Digital Ag solutions

Students from all colleges and majors are invited to participate in Cornell’s inaugural Digital Agriculture Hackathon in the Schurman Hall atrium. The 36-hour event begins March 1 at 5 p.m. and ends March 3 at 2:30 p.m.

The hackathon is an opportunity to explore what technology can do to address challenges in food and agriculture, and take ideas from concept to reality. A schedule and a full list of challenges and judging criteria are listed at the hackathon site.

The weekend features networking with companies creating the agritech industry, $8,000 in cash prizes and conversations with mentors, senior leaders and faculty from Cornell Engineering, the College of Agriculture and Life Sciences, Computing and Information Science and the College of Veterinary Medicine.

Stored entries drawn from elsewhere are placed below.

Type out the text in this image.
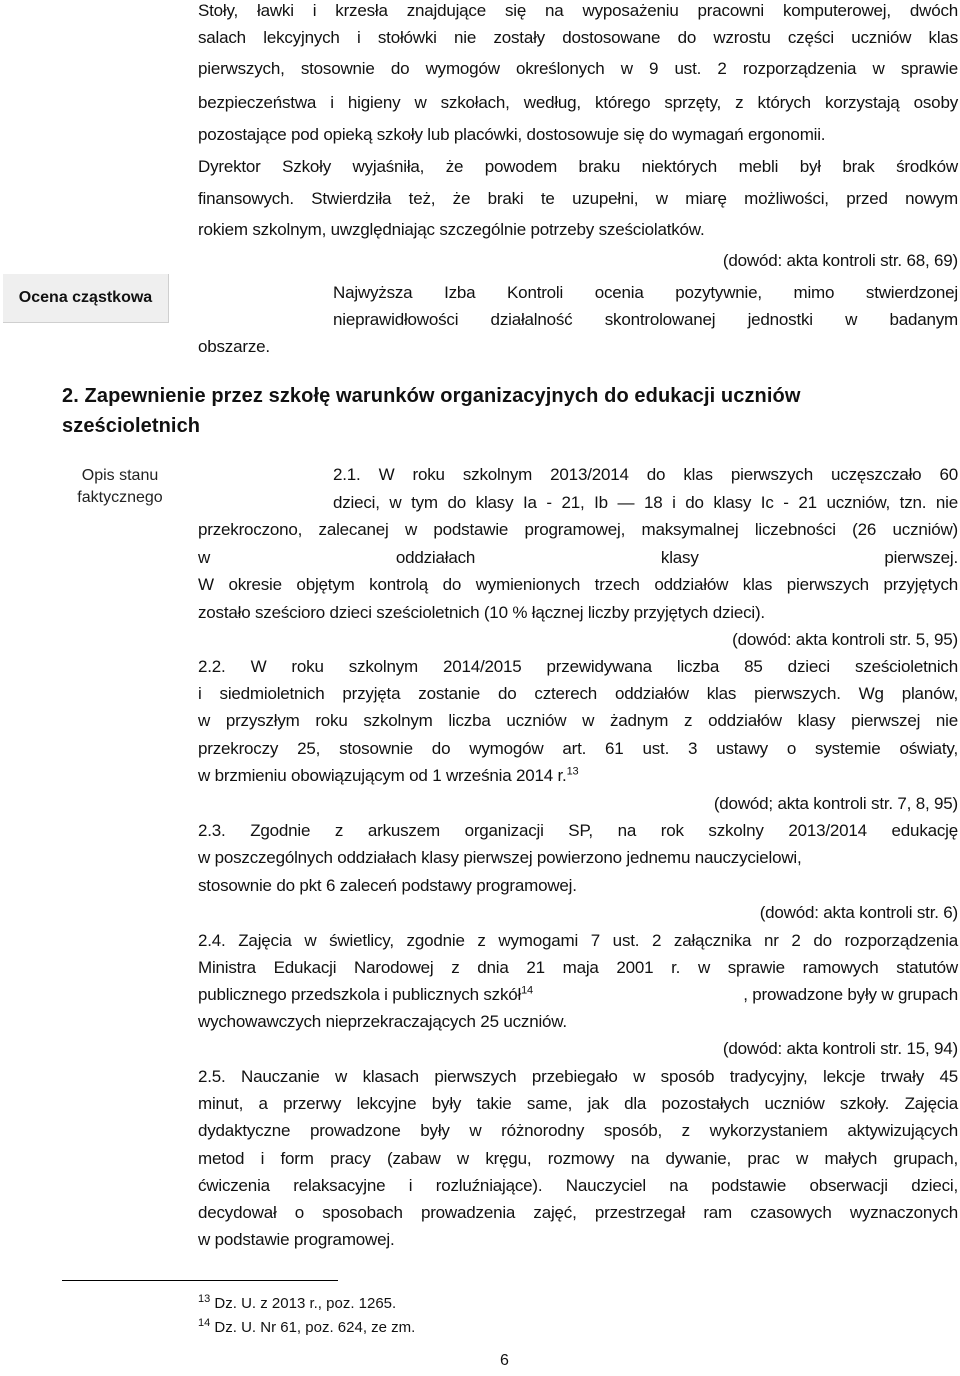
Stoły, ławki i krzesła znajdujące się na wyposażeniu pracowni komputerowej, dwóch
salach lekcyjnych i stołówki nie zostały dostosowane do wzrostu części uczniów klas
pierwszych, stosownie do wymogów określonych w 9 ust. 2 rozporządzenia w sprawie
bezpieczeństwa i higieny w szkołach, według, którego sprzęty, z których korzystają osoby
pozostające pod opieką szkoły lub placówki, dostosowuje się do wymagań ergonomii.
Dyrektor Szkoły wyjaśniła, że powodem braku niektórych mebli był brak środków
finansowych. Stwierdziła też, że braki te uzupełni, w miarę możliwości, przed nowym
rokiem szkolnym, uwzględniając szczególnie potrzeby sześciolatków.
(dowód: akta kontroli str. 68, 69)
Ocena cząstkowa	Najwyższa Izba Kontroli ocenia pozytywnie, mimo stwierdzonej
nieprawidłowości działalność skontrolowanej jednostki w badanym
obszarze.
2. Zapewnienie przez szkołę warunków organizacyjnych do edukacji uczniów
sześcioletnich
Opis stanu
faktycznego
2.1. W roku szkolnym 2013/2014 do klas pierwszych uczęszczało 60
dzieci, w tym do klasy Ia - 21, Ib — 18 i do klasy Ic - 21 uczniów, tzn. nie
przekroczono, zalecanej w podstawie programowej, maksymalnej liczebności (26 uczniów)
w oddziałach klasy pierwszej.
W okresie objętym kontrolą do wymienionych trzech oddziałów klas pierwszych przyjętych
zostało sześcioro dzieci sześcioletnich (10 % łącznej liczby przyjętych dzieci).
(dowód: akta kontroli str. 5, 95)
2.2. W roku szkolnym 2014/2015 przewidywana liczba 85 dzieci sześcioletnich
i siedmioletnich przyjęta zostanie do czterech oddziałów klas pierwszych. Wg planów,
w przyszłym roku szkolnym liczba uczniów w żadnym z oddziałów klasy pierwszej nie
przekroczy 25, stosownie do wymogów art. 61 ust. 3 ustawy o systemie oświaty,
w brzmieniu obowiązującym od 1 września 2014 r.$^{13}$
(dowód; akta kontroli str. 7, 8, 95)
2.3. Zgodnie z arkuszem organizacji SP, na rok szkolny 2013/2014 edukację
w poszczególnych oddziałach klasy pierwszej powierzono jednemu nauczycielowi,
stosownie do pkt 6 zaleceń podstawy programowej.
(dowód: akta kontroli str. 6)
2.4. Zajęcia w świetlicy, zgodnie z wymogami 7 ust. 2 załącznika nr 2 do rozporządzenia
Ministra Edukacji Narodowej z dnia 21 maja 2001 r. w sprawie ramowych statutów
publicznego przedszkola i publicznych szkół$^{14}$	, prowadzone były w grupach
wychowawczych nieprzekraczających 25 uczniów.
(dowód: akta kontroli str. 15, 94)
2.5. Nauczanie w klasach pierwszych przebiegało w sposób tradycyjny, lekcje trwały 45
minut, a przerwy lekcyjne były takie same, jak dla pozostałych uczniów szkoły. Zajęcia
dydaktyczne prowadzone były w różnorodny sposób, z wykorzystaniem aktywizujących
metod i form pracy (zabaw w kręgu, rozmowy na dywanie, prac w małych grupach,
ćwiczenia relaksacyjne i rozluźniające). Nauczyciel na podstawie obserwacji dzieci,
decydował o sposobach prowadzenia zajęć, przestrzegał ram czasowych wyznaczonych
w podstawie programowej.
$^{13}$ Dz. U. z 2013 r., poz. 1265.
$^{14}$ Dz. U. Nr 61, poz. 624, ze zm.
6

Hosts also include Cornell AgriTech, Cornell Cooperative Extension, Entrepreneurship at Cornell and the Cornell Institute for Food Systems. 

The Cornell Initiative for Digital Agriculture connects top researchers with multidisciplinary practitioners to address global food system challenges, and develops and applies digital innovations designed to improve the sustainability, profitability, resiliency and efficiency of the world’s food systems.

Song cycle for Jim Henson

Bass-baritone David Salsbery Fry and pianist Ryan MacEvoy McCullough will give a recital March 1 at 8 p.m. in Barnes Hall Auditorium, featuring a brand new cycle of seven songs, “Things That Woof and Things That Roar,” set to poetry by Dennis Lee.

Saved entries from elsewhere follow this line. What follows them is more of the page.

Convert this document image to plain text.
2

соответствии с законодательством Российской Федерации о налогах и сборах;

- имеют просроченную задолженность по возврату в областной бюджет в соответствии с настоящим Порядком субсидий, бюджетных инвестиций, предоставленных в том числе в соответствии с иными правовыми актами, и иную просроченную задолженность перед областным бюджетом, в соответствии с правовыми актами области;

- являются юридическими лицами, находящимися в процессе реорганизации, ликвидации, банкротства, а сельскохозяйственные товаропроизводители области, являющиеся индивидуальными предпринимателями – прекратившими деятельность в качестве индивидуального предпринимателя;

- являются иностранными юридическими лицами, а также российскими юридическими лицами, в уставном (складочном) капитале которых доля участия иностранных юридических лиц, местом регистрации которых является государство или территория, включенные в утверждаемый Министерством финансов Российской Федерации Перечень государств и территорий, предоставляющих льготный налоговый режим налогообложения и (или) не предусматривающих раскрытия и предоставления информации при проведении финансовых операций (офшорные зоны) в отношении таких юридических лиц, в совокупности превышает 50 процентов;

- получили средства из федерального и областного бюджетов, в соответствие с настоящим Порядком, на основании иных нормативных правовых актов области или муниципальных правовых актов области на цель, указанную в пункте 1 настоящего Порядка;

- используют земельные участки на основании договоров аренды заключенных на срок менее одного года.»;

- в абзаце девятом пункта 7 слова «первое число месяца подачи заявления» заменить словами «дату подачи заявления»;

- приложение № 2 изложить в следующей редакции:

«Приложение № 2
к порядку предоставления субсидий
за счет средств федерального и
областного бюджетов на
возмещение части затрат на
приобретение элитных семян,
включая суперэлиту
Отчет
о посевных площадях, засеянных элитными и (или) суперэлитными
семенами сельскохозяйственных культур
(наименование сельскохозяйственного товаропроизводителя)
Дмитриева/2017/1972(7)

Pianist Ryan McCullough performs new works March 1 and 2.

The project brought together six composers – all Tanglewood fellows at the same time as McCullough and Fry – to write a set of songs in honor of the late Jim Henson’s 80th birthday in 2016. Lee was Henson’s longtime collaborator and the lyricist on songs for “Fraggle Rock.” The composers are Ruby Fulton, Osnat Netzer, Nicholas Vines, Lembit Beecher, Shawn Allison, and Eric Nathan, D.M.A. ’12.

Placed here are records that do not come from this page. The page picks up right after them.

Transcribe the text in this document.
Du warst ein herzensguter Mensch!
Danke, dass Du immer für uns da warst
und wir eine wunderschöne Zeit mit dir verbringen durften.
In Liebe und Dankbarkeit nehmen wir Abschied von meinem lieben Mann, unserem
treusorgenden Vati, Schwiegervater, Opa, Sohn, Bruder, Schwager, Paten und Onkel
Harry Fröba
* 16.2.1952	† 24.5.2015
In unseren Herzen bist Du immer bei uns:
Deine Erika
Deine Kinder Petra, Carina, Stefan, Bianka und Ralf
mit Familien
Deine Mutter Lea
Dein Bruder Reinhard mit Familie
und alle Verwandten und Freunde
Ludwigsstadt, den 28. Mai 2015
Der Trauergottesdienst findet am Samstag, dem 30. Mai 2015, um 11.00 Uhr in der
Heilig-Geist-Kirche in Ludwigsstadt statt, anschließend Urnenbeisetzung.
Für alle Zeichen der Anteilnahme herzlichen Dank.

The concert program also features Messiaen’s song cycle “Chants de Terre et de Ciel (Songs of Earth and Heaven),” performed by McCullough and soprano Lucy Fitz Gibbon.

McCullough also is the piano soloist with the Cornell Wind Symphony on the world premiere of Barry Sharp’s “Familiar Landscapes,” March 2 at 3 p.m. in Bailey Hall.

The concert program includes Rimsky-Korsakov’s “Capriccio Espagnol”; Mozart’s Serenade No. 11; Frank Ticheli’s “Silver Lining” flute concerto, featuring Juliana Pepinsky; and the Ithaca High School Wind Ensemble on Persichetti’s Divertimento for Band, Grainger’s “Spoon River” and other selections. 

Both concerts are free and open to the public.